When is it OK for an archaeologist to speculate?
From her careful reading of the Biblical text, the Hebrew University’s Eilat Mazar thought she knew just where King David’s palace lay buried in the City of David, so she decided to dig there. When she started digging, she uncovered the walls of a very imposing structure—and the place seemed right for David’s palace.*
According to the traditional dating, King David ruled in the tenth century B.C.E. And Mazar did find some pottery sherds from this period. This suggested that the major wall of the structure could be from King David’s time. The problem, as Hershel Shanks points out in his First Person, “When Is It OK for an Archaeologist to Speculate?” was that the surface on which this pottery was found could not be associated with or directly connected to the wall that Mazar wanted to date. Nevertheless, she thought this structure could be David’s palace.
Eilat Mazar has her critics, but no one questions her archaeology methods or qualifications. The question is about her interpretation.
According to Hershel Shanks, Eilat Mazar never claims that she is sure she has found King David’s palace. But she reasons from her evidence, as well as that of others, that it does seem quite likely that this is a wall of David’s palace.
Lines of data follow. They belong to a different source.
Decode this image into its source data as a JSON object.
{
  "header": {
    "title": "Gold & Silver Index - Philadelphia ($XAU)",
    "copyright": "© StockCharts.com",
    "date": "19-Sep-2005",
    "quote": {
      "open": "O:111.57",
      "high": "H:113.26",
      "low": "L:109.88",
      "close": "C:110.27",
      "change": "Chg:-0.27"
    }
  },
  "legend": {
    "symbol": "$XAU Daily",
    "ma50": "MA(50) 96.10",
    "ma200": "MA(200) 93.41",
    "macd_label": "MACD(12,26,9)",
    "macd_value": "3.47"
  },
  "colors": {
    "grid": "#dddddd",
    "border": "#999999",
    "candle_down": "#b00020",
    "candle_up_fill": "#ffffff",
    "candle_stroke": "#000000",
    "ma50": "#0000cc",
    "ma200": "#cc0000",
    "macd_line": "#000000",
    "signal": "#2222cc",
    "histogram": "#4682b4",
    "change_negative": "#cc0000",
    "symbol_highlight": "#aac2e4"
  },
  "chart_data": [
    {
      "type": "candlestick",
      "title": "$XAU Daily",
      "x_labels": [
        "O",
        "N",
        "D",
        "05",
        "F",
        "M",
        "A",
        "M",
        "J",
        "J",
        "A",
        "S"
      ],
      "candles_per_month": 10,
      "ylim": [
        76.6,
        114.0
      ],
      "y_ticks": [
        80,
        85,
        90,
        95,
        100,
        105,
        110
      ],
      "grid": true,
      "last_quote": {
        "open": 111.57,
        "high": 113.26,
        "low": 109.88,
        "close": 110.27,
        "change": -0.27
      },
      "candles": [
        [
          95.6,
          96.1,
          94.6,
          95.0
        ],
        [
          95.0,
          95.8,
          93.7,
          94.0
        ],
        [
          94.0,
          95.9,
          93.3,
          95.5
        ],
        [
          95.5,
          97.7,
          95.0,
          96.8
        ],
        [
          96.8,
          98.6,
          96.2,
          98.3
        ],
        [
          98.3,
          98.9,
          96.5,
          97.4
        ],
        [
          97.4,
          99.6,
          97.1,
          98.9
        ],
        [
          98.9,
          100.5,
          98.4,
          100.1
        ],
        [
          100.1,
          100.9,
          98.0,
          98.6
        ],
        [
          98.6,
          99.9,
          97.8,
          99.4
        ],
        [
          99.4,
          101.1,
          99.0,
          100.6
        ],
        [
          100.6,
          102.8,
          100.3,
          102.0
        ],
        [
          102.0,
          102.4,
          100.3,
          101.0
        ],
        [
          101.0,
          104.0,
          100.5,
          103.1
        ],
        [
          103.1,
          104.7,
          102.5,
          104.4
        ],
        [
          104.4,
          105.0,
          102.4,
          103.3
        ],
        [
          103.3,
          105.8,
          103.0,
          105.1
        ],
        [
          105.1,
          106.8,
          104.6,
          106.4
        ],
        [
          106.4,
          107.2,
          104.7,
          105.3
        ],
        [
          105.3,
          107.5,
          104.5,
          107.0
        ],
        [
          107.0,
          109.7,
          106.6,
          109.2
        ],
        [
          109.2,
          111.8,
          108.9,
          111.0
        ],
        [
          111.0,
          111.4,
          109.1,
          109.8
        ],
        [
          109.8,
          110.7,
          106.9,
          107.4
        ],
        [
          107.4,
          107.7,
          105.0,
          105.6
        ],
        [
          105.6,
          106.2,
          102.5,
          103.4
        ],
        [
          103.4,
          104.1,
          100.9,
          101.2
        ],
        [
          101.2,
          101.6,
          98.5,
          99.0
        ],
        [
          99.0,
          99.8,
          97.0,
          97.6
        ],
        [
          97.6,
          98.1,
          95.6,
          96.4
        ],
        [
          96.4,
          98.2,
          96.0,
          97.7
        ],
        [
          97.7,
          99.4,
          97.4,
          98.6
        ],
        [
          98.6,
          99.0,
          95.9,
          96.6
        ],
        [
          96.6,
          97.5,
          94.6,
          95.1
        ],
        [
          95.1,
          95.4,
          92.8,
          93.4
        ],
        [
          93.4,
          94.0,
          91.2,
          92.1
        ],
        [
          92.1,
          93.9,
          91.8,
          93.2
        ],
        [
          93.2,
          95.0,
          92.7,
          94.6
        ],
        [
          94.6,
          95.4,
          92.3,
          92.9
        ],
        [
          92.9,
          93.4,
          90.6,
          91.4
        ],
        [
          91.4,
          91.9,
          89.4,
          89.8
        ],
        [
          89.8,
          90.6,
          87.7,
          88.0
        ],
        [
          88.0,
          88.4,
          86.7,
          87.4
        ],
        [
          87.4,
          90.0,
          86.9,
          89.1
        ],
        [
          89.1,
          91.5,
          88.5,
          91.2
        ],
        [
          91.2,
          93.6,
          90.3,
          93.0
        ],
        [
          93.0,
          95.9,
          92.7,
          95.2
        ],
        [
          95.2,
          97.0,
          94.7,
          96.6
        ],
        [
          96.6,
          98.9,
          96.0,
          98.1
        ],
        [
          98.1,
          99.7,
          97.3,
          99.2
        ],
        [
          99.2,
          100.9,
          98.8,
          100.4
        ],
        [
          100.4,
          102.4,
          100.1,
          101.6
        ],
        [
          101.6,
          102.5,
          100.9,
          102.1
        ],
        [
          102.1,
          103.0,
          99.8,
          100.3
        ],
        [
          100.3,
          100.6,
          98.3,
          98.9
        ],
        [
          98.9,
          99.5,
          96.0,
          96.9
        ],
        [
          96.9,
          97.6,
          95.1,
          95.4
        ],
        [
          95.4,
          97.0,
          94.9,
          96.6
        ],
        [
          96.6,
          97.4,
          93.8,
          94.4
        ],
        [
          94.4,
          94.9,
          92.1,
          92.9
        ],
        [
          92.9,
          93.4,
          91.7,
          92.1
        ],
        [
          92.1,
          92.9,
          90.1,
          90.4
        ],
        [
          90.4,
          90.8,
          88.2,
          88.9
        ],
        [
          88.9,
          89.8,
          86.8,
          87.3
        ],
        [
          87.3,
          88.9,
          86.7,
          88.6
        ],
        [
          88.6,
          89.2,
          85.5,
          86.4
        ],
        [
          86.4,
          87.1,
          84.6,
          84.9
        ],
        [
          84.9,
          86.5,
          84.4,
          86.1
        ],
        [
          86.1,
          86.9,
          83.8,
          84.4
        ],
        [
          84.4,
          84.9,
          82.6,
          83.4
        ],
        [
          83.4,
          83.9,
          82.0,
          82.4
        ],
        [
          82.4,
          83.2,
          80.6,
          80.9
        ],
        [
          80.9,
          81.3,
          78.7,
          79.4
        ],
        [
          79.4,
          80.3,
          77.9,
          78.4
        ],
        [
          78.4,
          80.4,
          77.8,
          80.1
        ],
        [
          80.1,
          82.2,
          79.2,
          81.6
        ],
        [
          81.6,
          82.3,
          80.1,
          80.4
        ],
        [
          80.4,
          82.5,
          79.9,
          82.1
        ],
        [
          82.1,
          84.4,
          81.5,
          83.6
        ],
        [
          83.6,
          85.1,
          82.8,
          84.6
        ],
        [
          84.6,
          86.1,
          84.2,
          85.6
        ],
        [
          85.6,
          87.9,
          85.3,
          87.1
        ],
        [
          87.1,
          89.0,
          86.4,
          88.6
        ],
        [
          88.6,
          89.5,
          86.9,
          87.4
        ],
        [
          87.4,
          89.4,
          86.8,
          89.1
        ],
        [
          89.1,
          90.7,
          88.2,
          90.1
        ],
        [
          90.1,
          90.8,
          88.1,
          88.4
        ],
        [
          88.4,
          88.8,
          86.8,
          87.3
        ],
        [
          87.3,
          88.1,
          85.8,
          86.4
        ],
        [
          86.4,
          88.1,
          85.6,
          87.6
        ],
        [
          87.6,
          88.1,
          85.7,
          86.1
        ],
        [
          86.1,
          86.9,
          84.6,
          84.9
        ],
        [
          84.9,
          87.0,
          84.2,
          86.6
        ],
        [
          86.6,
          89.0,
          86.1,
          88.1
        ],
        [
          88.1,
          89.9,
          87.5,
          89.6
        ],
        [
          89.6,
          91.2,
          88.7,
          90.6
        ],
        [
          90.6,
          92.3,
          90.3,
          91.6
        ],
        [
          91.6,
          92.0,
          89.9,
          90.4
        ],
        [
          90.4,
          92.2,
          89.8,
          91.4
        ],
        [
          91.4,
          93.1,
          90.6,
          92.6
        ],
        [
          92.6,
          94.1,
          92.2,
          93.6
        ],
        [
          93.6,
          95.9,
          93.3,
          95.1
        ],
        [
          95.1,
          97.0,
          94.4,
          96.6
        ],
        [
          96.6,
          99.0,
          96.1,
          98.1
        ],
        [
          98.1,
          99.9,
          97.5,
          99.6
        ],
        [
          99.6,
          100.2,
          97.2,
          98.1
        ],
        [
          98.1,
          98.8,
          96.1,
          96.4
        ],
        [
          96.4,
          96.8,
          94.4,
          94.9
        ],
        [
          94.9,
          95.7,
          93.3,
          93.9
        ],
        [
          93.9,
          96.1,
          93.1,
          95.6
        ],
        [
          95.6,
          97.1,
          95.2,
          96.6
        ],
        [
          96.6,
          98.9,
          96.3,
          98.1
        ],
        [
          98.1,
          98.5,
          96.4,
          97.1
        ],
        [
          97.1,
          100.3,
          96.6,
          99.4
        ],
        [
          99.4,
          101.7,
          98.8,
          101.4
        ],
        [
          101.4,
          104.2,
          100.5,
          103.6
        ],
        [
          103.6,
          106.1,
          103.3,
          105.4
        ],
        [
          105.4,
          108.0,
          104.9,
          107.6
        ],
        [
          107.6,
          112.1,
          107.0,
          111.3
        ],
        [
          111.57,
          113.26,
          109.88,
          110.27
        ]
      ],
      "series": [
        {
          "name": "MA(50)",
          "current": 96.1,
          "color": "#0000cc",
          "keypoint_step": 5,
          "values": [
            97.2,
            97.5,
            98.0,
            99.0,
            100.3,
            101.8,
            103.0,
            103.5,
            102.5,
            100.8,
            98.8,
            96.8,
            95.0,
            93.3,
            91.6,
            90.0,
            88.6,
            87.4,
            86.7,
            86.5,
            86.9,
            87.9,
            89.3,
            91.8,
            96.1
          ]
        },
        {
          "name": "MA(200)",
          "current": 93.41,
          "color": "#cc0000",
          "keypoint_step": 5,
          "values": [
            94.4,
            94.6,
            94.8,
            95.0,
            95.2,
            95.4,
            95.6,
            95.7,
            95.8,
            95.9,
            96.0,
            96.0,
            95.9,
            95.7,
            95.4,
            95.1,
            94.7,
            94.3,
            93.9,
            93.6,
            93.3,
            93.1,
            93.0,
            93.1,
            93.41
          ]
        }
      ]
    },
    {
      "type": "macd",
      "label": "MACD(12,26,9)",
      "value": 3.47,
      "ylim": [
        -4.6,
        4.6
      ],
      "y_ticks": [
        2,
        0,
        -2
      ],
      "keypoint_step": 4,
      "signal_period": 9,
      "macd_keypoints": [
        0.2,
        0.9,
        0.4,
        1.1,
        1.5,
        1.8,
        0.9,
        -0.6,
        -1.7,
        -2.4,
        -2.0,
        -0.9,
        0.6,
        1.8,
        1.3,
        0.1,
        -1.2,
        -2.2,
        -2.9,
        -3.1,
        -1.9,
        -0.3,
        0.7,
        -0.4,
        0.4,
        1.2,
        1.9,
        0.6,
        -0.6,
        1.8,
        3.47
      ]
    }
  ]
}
Is Eilat Mazar acting in an archaeologically responsible manner in speculating this way without absolute proof?
Archaeologists do this all the time. Despite advanced scientific archaeology methods, archaeologists are constantly reasoning from incomplete evidence. They have no other choice.
Should archaeologists speculate about their finds when they write for the general public? Are they using proper archaeology methods to speculate so long as the speculation is suitably qualified?